Update: seemingly not
Update: Oh yeah!
Thursday, March 25, 2010
Further ruminations on "if something's not worth doing, it's not worth doing well"
This always degenerates into a flamewar when I write it on CT, but I mean really, look at it. It's a random, but certainly not peripheral or nutpicked, example of an article in modern metaphysics & epistemology, on the subject of statements of the form:
Sue: "Bill could be in Boston"
Ted: "Actually, I just saw him board a flight to Houston"
Sue: "Oh. Then I was wrong".
Apparently it is very difficult to fit this sort of thing into a consistent logical framework. It's not a bad article, or even an uninteresting one - it's quite fascinating if you like logic puzzles and I do. But I mean really. "Oh, maybe I'm wrong then" - who doesn't understand that?
People who tackle problems like whether phrases like "Oh, maybe I'm wrong" imply that there are sentences whose truth conditions are indexical to a context of assessment, are, as a fact of sociology, some of the most prestigious and respected members of the profession and generally considered to be the most intelligent. Problems like this are considered to be the most important and difficult in philosophy.
People who think about questions like "Is war bad?", "Does life begin at conception?" or "Is it immoral to make workers redundant?", are much further down the food chain and often working in departments that don't even have "philosophy" in the title. Funny old world.

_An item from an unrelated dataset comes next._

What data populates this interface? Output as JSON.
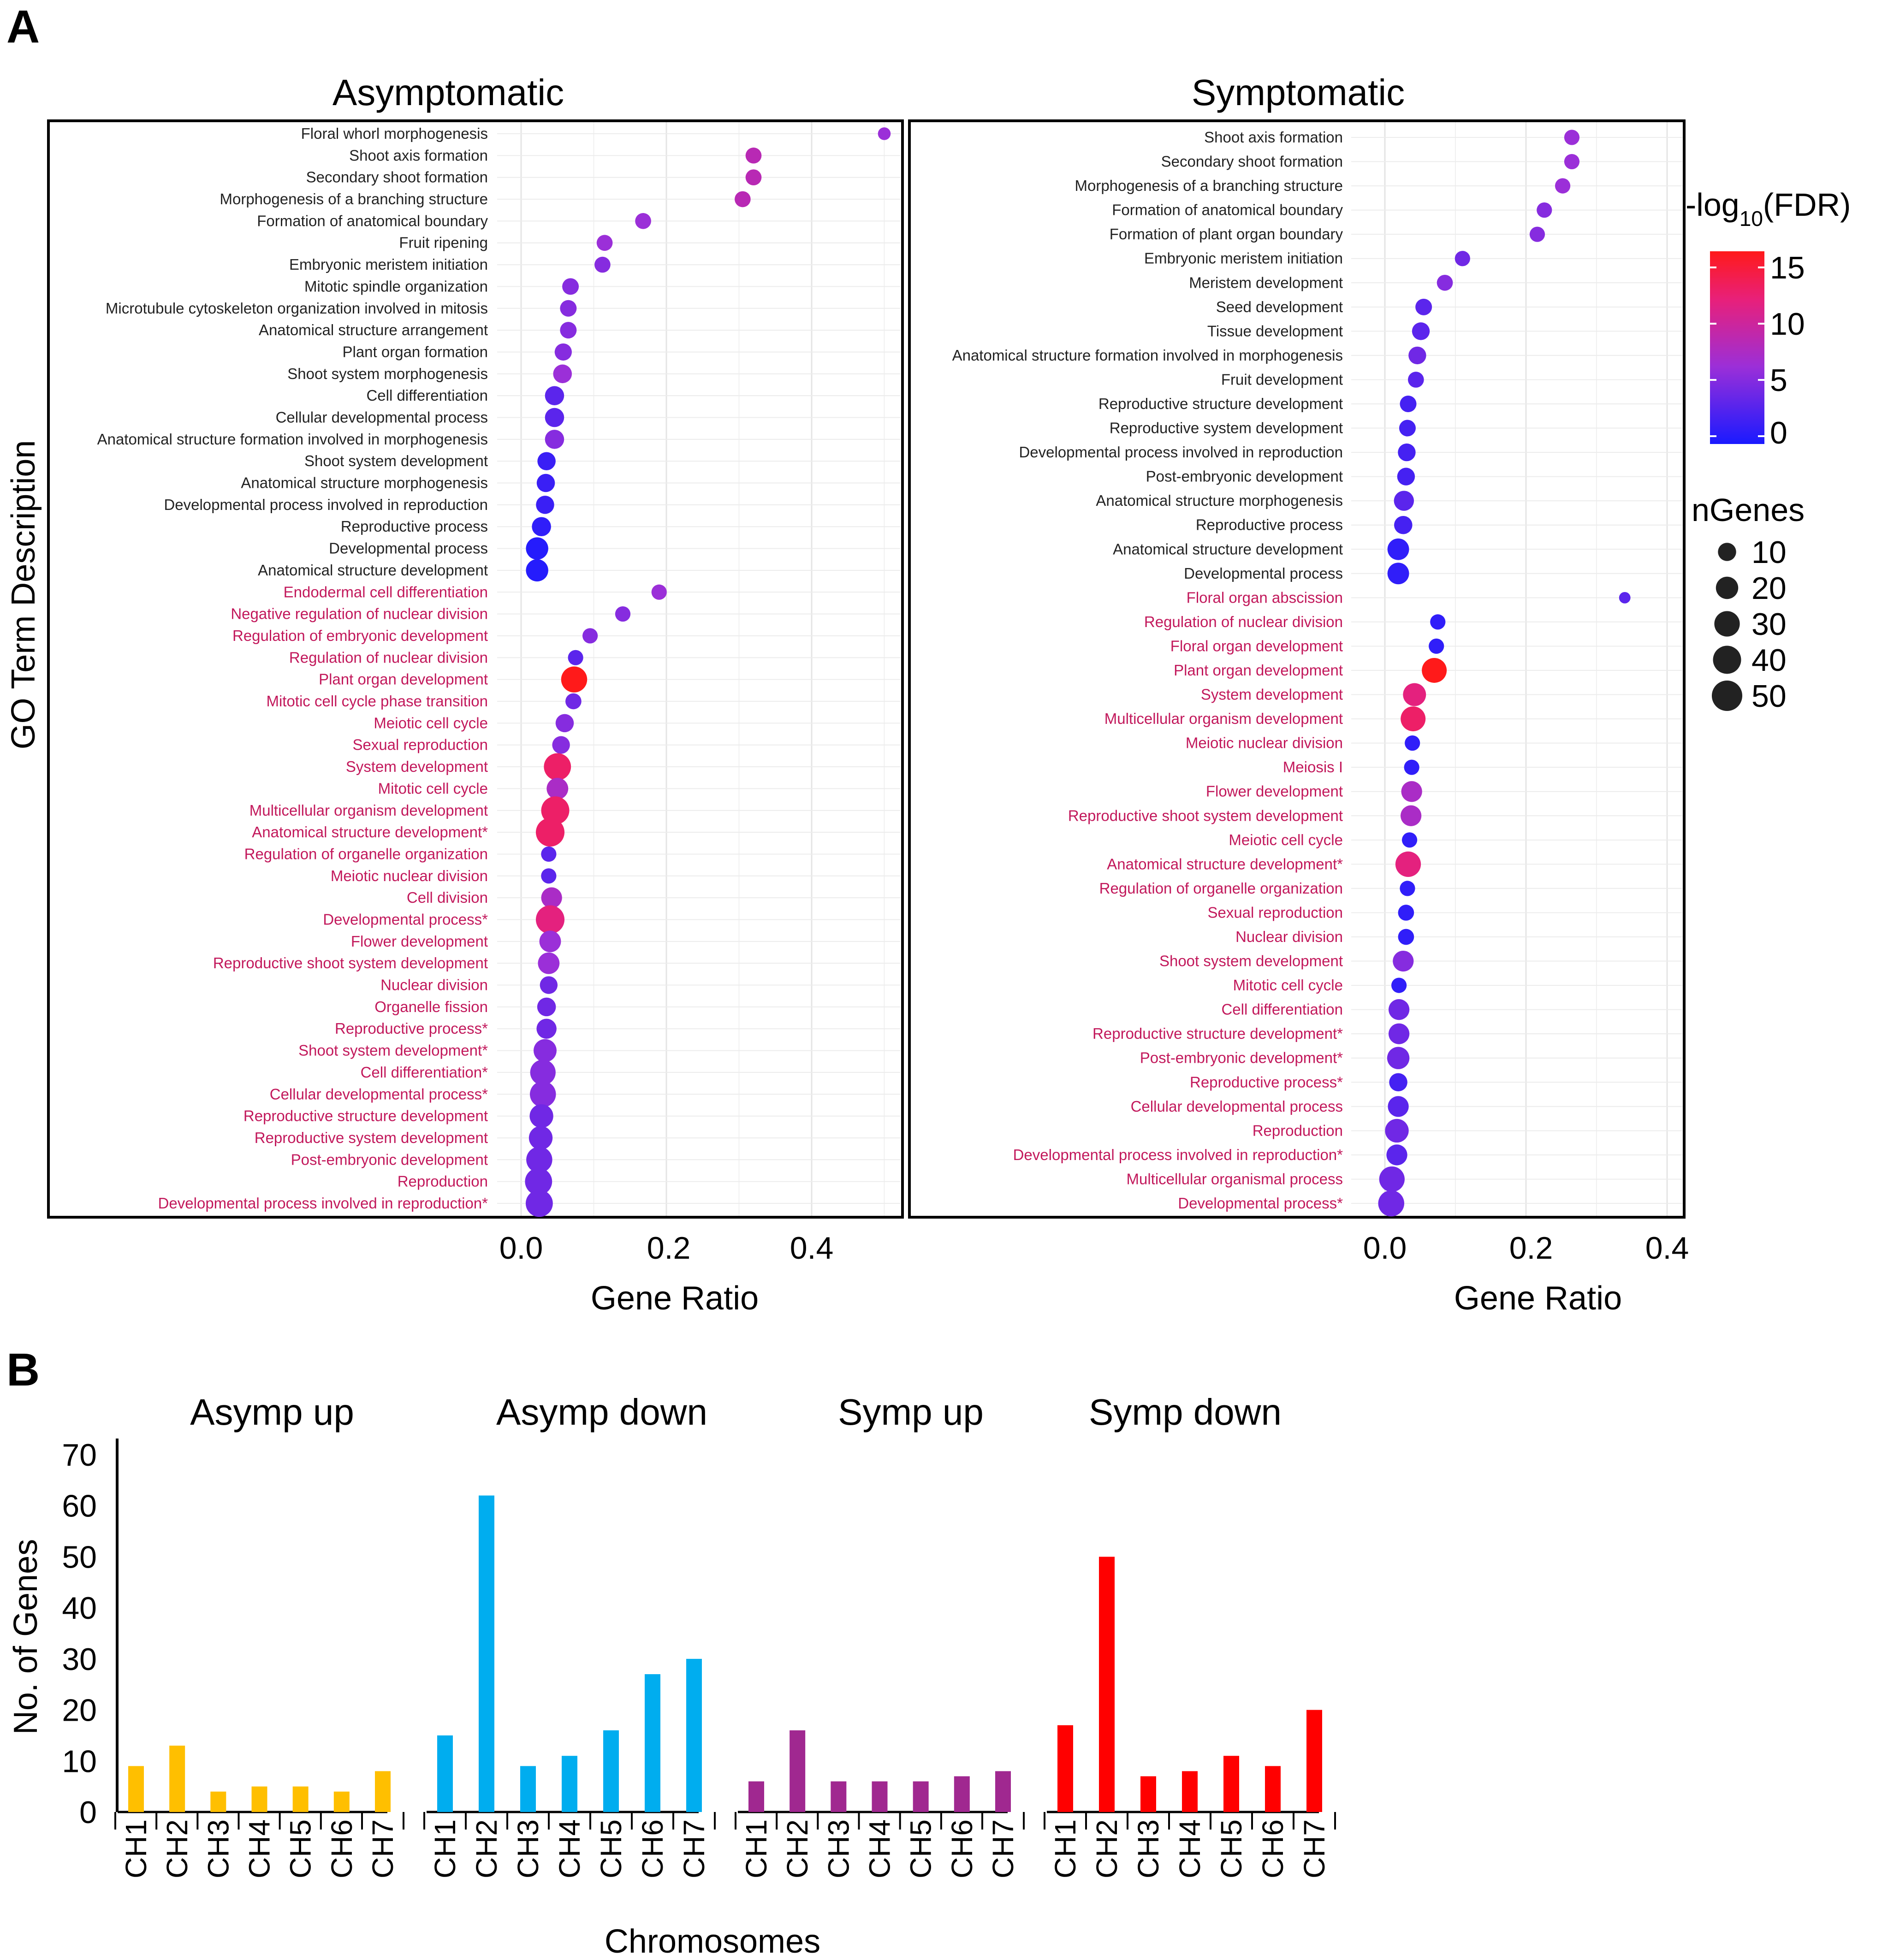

 Strangely, there is always an appreciative audience for material suggesting that economics has gone down a blind alley of pointless formalism, but when the same suggestion is made to the philosophers about their own subject, my gosh they don't like it. I think the original reference is in the Talmud, Bava Kama Chapter 5, "Rules Concerning a Goring Ox".
 "High theorists" in any subject are, of course, always given to arguing that their abstract methodological discussions are vital in forming the tools which can be used to work on practical problems. There are two responses to this, which are in the first, "No they aren't", and in the second that high theorists certainly don't act or behave like support staff providing a secondary function to people doing the real work.
 "No", is imperfect here - the correct response, as the economist said to the philosopher, is a sweep underneath the chin with the fingertips.